What are you using B4X for? What have you learnt along the way?

I am developing a POS with B4X using SQLite as the local database for the clients. I thought I am very experience in dealing with SQL and databases. I am very wrong!

In the past, I always store date and time data in table column as String in this format yyyy-MM-dd HH:mm:ss. It always work well. In some databases, we have datetime type of fields.

BUT, SQLite is a very simple database engine. There is no datetime type. You can either choose to save as TEXT or INT.

This time, I try to save the timestamp or date data as Long. I thought it will have some advantages or make things more simpler in the future.

Then now I found I am facing some issues. it is not fun to save the timestamp or datetime values as Ticks or UNIXEPOCH.

From my experience in programming since VB6, DateTime handling is always a number 1 issue. Let alone the Leap year, timezone and locale formatting, now I found that it is not straight forward for Java and SQLite talk to each other.

It sounds ideal to store the Ticks (number of milliseconds from 1970-01-01 00:00:00.000). B4X views like DatePicker and B4XTable returns or reads the value in Ticks. However, here are some lessons learned.

Lesson #1: Divide by 1000
Here is an example of converting the data into Long:
SELECT CAST(strftime('%s', SalesDate) AS INTEGER)
We need to be careful when storing the value whether it has included the milliseconds or not? Check the values return from B4X is having extra 3 digits or not.

Lesson #2: Creating a Default value
It is not straight forward like MySQL or MSSQL where you can put now() or getdate() built-in function. In SQLite, it is a bit more complicated to create an automatic default value for your new row Created_Date in table schema. I am not sure, I think this has improved in new version of SQLite.

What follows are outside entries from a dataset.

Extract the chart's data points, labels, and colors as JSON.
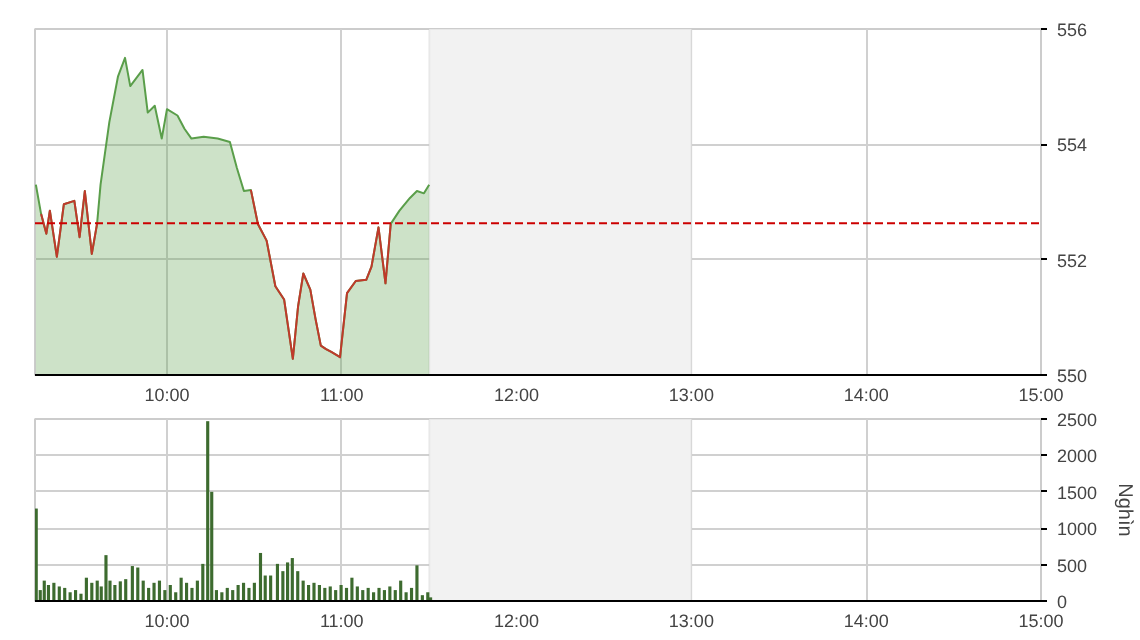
{
  "chart_data": [
    {
      "type": "area",
      "xlim": [
        9.245,
        15
      ],
      "xticks": [
        {
          "value": 10,
          "label": "10:00"
        },
        {
          "value": 11,
          "label": "11:00"
        },
        {
          "value": 12,
          "label": "12:00"
        },
        {
          "value": 13,
          "label": "13:00"
        },
        {
          "value": 14,
          "label": "14:00"
        },
        {
          "value": 15,
          "label": "15:00"
        }
      ],
      "ylim": [
        550,
        556
      ],
      "yticks": [
        550,
        552,
        554,
        556
      ],
      "grid": true,
      "series": [
        {
          "color": "#5a9e4a",
          "x": [
            9.25,
            9.28,
            9.31,
            9.33,
            9.37,
            9.41,
            9.47,
            9.5,
            9.53,
            9.57,
            9.6,
            9.62,
            9.67,
            9.72,
            9.76,
            9.79,
            9.86,
            9.89,
            9.93,
            9.97,
            10.0,
            10.06,
            10.1,
            10.14,
            10.21,
            10.29,
            10.36,
            10.4,
            10.44,
            10.48,
            10.52,
            10.57,
            10.62,
            10.67,
            10.72,
            10.75,
            10.78,
            10.82,
            10.85,
            10.88,
            10.91,
            10.94,
            10.99,
            11.03,
            11.08,
            11.14,
            11.17,
            11.21,
            11.25,
            11.28,
            11.33,
            11.39,
            11.43,
            11.47,
            11.5
          ],
          "values": [
            553.3,
            552.79,
            552.45,
            552.85,
            552.05,
            552.96,
            553.02,
            552.39,
            553.19,
            552.1,
            552.62,
            553.3,
            554.38,
            555.18,
            555.5,
            555.01,
            555.29,
            554.55,
            554.67,
            554.1,
            554.61,
            554.5,
            554.27,
            554.1,
            554.13,
            554.1,
            554.04,
            553.59,
            553.19,
            553.21,
            552.62,
            552.33,
            551.54,
            551.31,
            550.28,
            551.19,
            551.76,
            551.48,
            550.97,
            550.51,
            550.45,
            550.4,
            550.31,
            551.42,
            551.63,
            551.65,
            551.88,
            552.56,
            551.59,
            552.62,
            552.85,
            553.07,
            553.19,
            553.15,
            553.3
          ]
        },
        {
          "type": "line",
          "color": "#c0392b",
          "x": [
            9.28,
            9.31,
            9.33,
            9.37,
            9.41,
            9.47,
            9.5,
            9.53,
            9.57,
            9.6
          ],
          "values": [
            552.79,
            552.45,
            552.85,
            552.05,
            552.96,
            553.02,
            552.39,
            553.19,
            552.1,
            552.62
          ]
        },
        {
          "type": "line",
          "color": "#c0392b",
          "x": [
            10.48,
            10.52,
            10.57,
            10.62,
            10.67,
            10.72,
            10.75,
            10.78,
            10.82,
            10.85,
            10.88,
            10.91,
            10.94,
            10.99,
            11.03,
            11.08,
            11.14,
            11.17,
            11.21,
            11.25,
            11.28
          ],
          "values": [
            553.21,
            552.62,
            552.33,
            551.54,
            551.31,
            550.28,
            551.19,
            551.76,
            551.48,
            550.97,
            550.51,
            550.45,
            550.4,
            550.31,
            551.42,
            551.63,
            551.65,
            551.88,
            552.56,
            551.59,
            552.62
          ]
        }
      ],
      "ref_lines": [
        {
          "axis": "y",
          "value": 552.63,
          "color": "#cc0000",
          "line_style": "dashed"
        }
      ],
      "bands": [
        {
          "axis": "x",
          "from": 11.5,
          "to": 13,
          "color": "#f2f2f2"
        }
      ]
    },
    {
      "type": "bar",
      "ylabel": "Nghìn",
      "xlim": [
        9.245,
        15
      ],
      "xticks": [
        {
          "value": 10,
          "label": "10:00"
        },
        {
          "value": 11,
          "label": "11:00"
        },
        {
          "value": 12,
          "label": "12:00"
        },
        {
          "value": 13,
          "label": "13:00"
        },
        {
          "value": 14,
          "label": "14:00"
        },
        {
          "value": 15,
          "label": "15:00"
        }
      ],
      "ylim": [
        0,
        2500
      ],
      "yticks": [
        0,
        500,
        1000,
        1500,
        2000,
        2500
      ],
      "grid": true,
      "series": [
        {
          "color": "#3d6b2f",
          "x": [
            9.252,
            9.275,
            9.298,
            9.322,
            9.353,
            9.384,
            9.415,
            9.446,
            9.477,
            9.508,
            9.539,
            9.57,
            9.601,
            9.624,
            9.651,
            9.674,
            9.702,
            9.733,
            9.764,
            9.802,
            9.833,
            9.864,
            9.895,
            9.926,
            9.957,
            9.988,
            10.019,
            10.05,
            10.081,
            10.112,
            10.143,
            10.174,
            10.205,
            10.233,
            10.256,
            10.283,
            10.314,
            10.345,
            10.376,
            10.407,
            10.438,
            10.469,
            10.5,
            10.535,
            10.562,
            10.593,
            10.632,
            10.663,
            10.69,
            10.717,
            10.748,
            10.779,
            10.81,
            10.841,
            10.872,
            10.903,
            10.934,
            10.965,
            10.996,
            11.027,
            11.058,
            11.089,
            11.12,
            11.151,
            11.182,
            11.213,
            11.244,
            11.275,
            11.306,
            11.337,
            11.368,
            11.399,
            11.43,
            11.461,
            11.492,
            11.508
          ],
          "values": [
            1270,
            150,
            280,
            220,
            250,
            200,
            180,
            120,
            150,
            100,
            320,
            250,
            280,
            200,
            630,
            280,
            220,
            270,
            300,
            480,
            460,
            280,
            180,
            250,
            280,
            150,
            220,
            120,
            320,
            250,
            180,
            280,
            510,
            2470,
            1500,
            150,
            120,
            180,
            150,
            220,
            250,
            180,
            250,
            660,
            350,
            350,
            510,
            410,
            530,
            590,
            410,
            280,
            220,
            250,
            220,
            180,
            200,
            150,
            220,
            180,
            320,
            200,
            150,
            180,
            120,
            180,
            150,
            200,
            150,
            280,
            120,
            180,
            490,
            80,
            120,
            50
          ]
        }
      ],
      "bands": [
        {
          "axis": "x",
          "from": 11.5,
          "to": 13,
          "color": "#f2f2f2"
        }
      ]
    }
  ]
}
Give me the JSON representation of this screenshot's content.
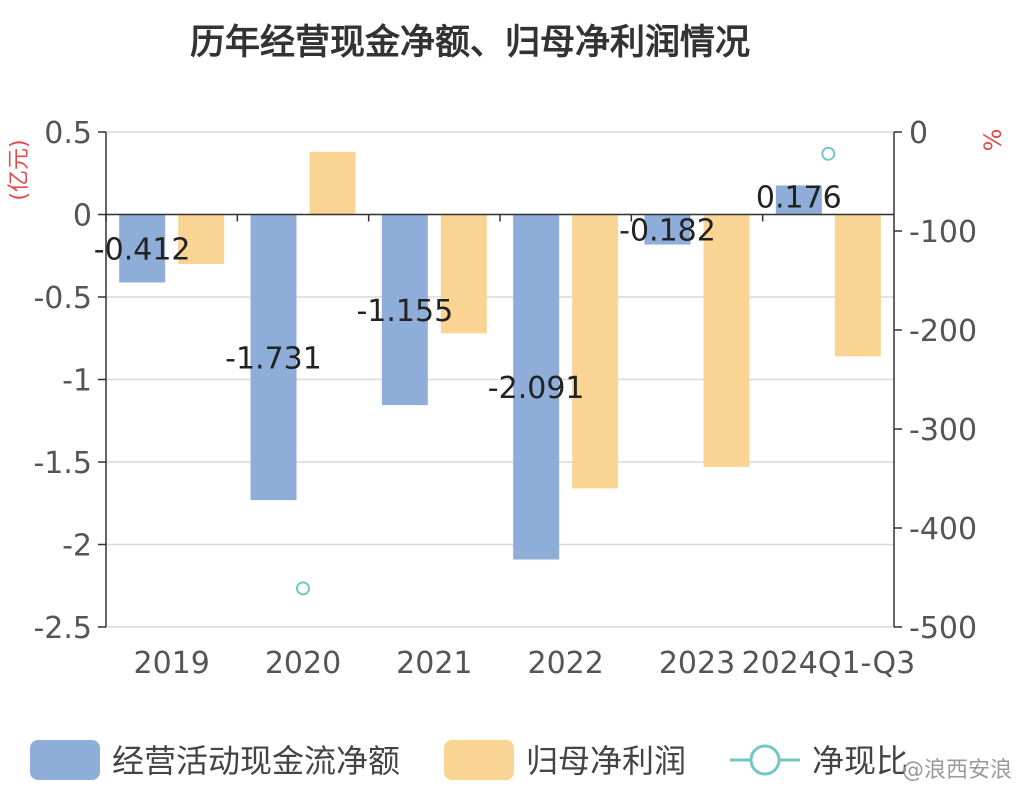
{
  "chart_data": {
    "type": "bar",
    "title": "历年经营现金净额、归母净利润情况",
    "categories": [
      "2019",
      "2020",
      "2021",
      "2022",
      "2023",
      "2024Q1-Q3"
    ],
    "y_left": {
      "label": "(亿元)",
      "range": [
        -2.5,
        0.5
      ],
      "ticks": [
        "0.5",
        "0",
        "-0.5",
        "-1",
        "-1.5",
        "-2",
        "-2.5"
      ]
    },
    "y_right": {
      "label": "%",
      "range": [
        -500,
        0
      ],
      "ticks": [
        "0",
        "-100",
        "-200",
        "-300",
        "-400",
        "-500"
      ]
    },
    "series": [
      {
        "name": "经营活动现金流净额",
        "kind": "bar",
        "axis": "left",
        "color": "#8eadd8",
        "values": [
          -0.412,
          -1.731,
          -1.155,
          -2.091,
          -0.182,
          0.176
        ],
        "labels": [
          "-0.412",
          "-1.731",
          "-1.155",
          "-2.091",
          "-0.182",
          "0.176"
        ]
      },
      {
        "name": "归母净利润",
        "kind": "bar",
        "axis": "left",
        "color": "#fad493",
        "values": [
          -0.3,
          0.38,
          -0.72,
          -1.66,
          -1.53,
          -0.86
        ]
      },
      {
        "name": "净现比",
        "kind": "scatter",
        "axis": "right",
        "color": "#73c7c6",
        "values": [
          null,
          -461,
          null,
          null,
          null,
          -22
        ]
      }
    ],
    "grid": true,
    "legend_position": "bottom"
  },
  "watermark": "@浪西安浪"
}
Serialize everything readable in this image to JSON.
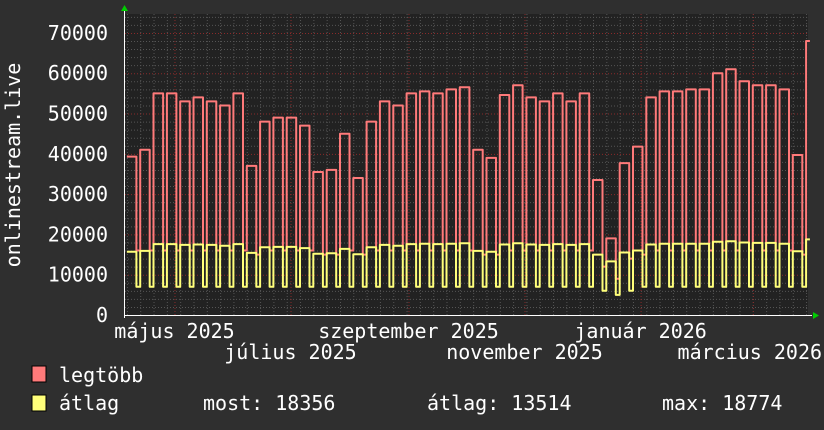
{
  "chart_data": {
    "type": "line",
    "ylabel": "onlinestream.live",
    "ylim": [
      0,
      74700
    ],
    "yticks": [
      0,
      10000,
      20000,
      30000,
      40000,
      50000,
      60000,
      70000
    ],
    "xlim": [
      "2025-04-05",
      "2026-03-30"
    ],
    "xticks": [
      {
        "date": "2025-05-01",
        "label": "május 2025"
      },
      {
        "date": "2025-07-01",
        "label": "július 2025"
      },
      {
        "date": "2025-09-01",
        "label": "szeptember 2025"
      },
      {
        "date": "2025-11-01",
        "label": "november 2025"
      },
      {
        "date": "2026-01-01",
        "label": "január 2026"
      },
      {
        "date": "2026-03-01",
        "label": "március 2026"
      }
    ],
    "grid": true,
    "x_resolution": "weekly (Mon–Fri plateau, weekend dip)",
    "week_start": "2025-04-06",
    "series": [
      {
        "name": "legtöbb",
        "color": "#ff7a7a",
        "weekday_values": [
          39300,
          41000,
          55000,
          55000,
          53000,
          54000,
          53000,
          52000,
          55000,
          37000,
          48000,
          49000,
          49000,
          47000,
          35500,
          36000,
          45000,
          34000,
          48000,
          53000,
          52000,
          55000,
          55500,
          55000,
          56000,
          56500,
          41000,
          39000,
          54600,
          57000,
          54000,
          53000,
          55000,
          53000,
          55000,
          33500,
          19000,
          37700,
          41800,
          54000,
          55500,
          55500,
          56000,
          56000,
          60000,
          61000,
          58000,
          57000,
          57000,
          56000,
          39700,
          68000
        ],
        "weekend_values": [
          16000,
          16000,
          16000,
          16000,
          16000,
          16000,
          16000,
          16000,
          16000,
          15000,
          16000,
          16000,
          16000,
          16000,
          15000,
          15000,
          16000,
          15000,
          16000,
          16000,
          16000,
          16000,
          16000,
          16000,
          16000,
          16000,
          15000,
          15000,
          16000,
          16000,
          16000,
          16000,
          16000,
          16000,
          16000,
          12000,
          9000,
          14000,
          15000,
          16000,
          16000,
          16000,
          16000,
          16000,
          16000,
          16000,
          16000,
          16000,
          16000,
          16000,
          15000,
          59000
        ]
      },
      {
        "name": "átlag",
        "color": "#ffff7a",
        "weekday_values": [
          15700,
          15900,
          17600,
          17600,
          17400,
          17500,
          17400,
          17200,
          17600,
          15400,
          16800,
          16900,
          16900,
          16600,
          15200,
          15300,
          16400,
          15100,
          16800,
          17400,
          17200,
          17600,
          17700,
          17600,
          17700,
          17800,
          15900,
          15700,
          17500,
          17800,
          17500,
          17400,
          17600,
          17400,
          17600,
          15000,
          13300,
          15500,
          16000,
          17500,
          17700,
          17700,
          17700,
          17700,
          18200,
          18300,
          18000,
          17900,
          17900,
          17700,
          15800,
          18774
        ],
        "weekend_values": [
          7000,
          7000,
          7000,
          7000,
          7000,
          7000,
          7000,
          7000,
          7000,
          7000,
          7000,
          7000,
          7000,
          7000,
          7000,
          7000,
          7000,
          7000,
          7000,
          7000,
          7000,
          7000,
          7000,
          7000,
          7000,
          7000,
          7000,
          7000,
          7000,
          7000,
          7000,
          7000,
          7000,
          7000,
          7000,
          6000,
          5000,
          6000,
          7000,
          7000,
          7000,
          7000,
          7000,
          7000,
          7000,
          7000,
          7000,
          7000,
          7000,
          7000,
          7000,
          18356
        ]
      }
    ]
  },
  "legend": {
    "max_label": "legtöbb",
    "avg_label": "átlag",
    "now": "most: 18356",
    "average": "átlag: 13514",
    "maximum": "max: 18774",
    "max_color": "#ff7a7a",
    "avg_color": "#ffff7a"
  },
  "colors": {
    "background": "#2f2f2f",
    "plot_background": "#222222",
    "minor_grid": "#555555",
    "major_grid": "#8a2a2a",
    "arrow": "#00cc00"
  }
}
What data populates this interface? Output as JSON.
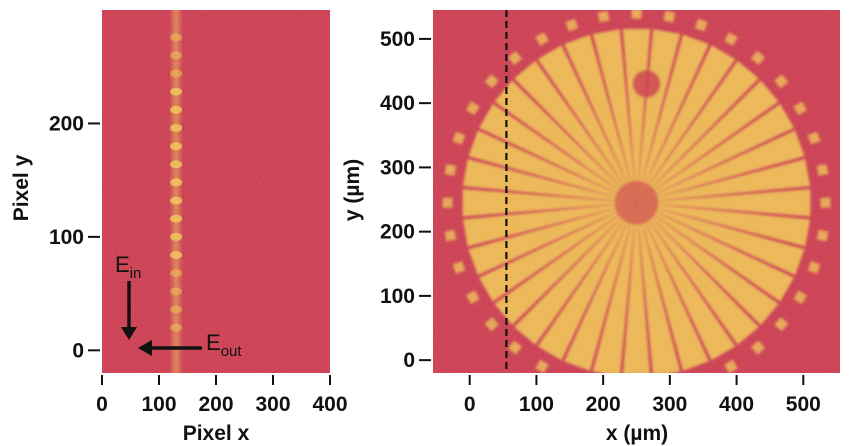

Lesson #3: DateTime.Now vs getting localtime from SQLite query
Even I am on a local machine, there are difference between the B4X DateTime.Now and ticks return from SQLite. This is due to UTC or different timezone. Do some experiments with:

datetime('now', 'localtime'),
strftime('%s000', 'now'),
strftime('%s000', 'now', 'localtime')

Lesson #4: localtime vs unixepoch
The issue raises when I store my sales date in SQLite as localtime ticks (UTC+8). When I sync my sales data to a remote server having UTC+0 and the VPS doesn't allow me to change the system timezone, the results become wrong. I see future date values. To workaround, we need to see in what situation, we need to use 'localtime' or 'unixepoch' in the SQL.

If we didn't provide the right value to the SQLite query, then our resultset will return wrong or no results. In my case, when I want to generate a report for example Current day Sales, I need to pass the value of today's date StartOfDay and EndOfDay to my query. If both values are not correct, I may get wrong results.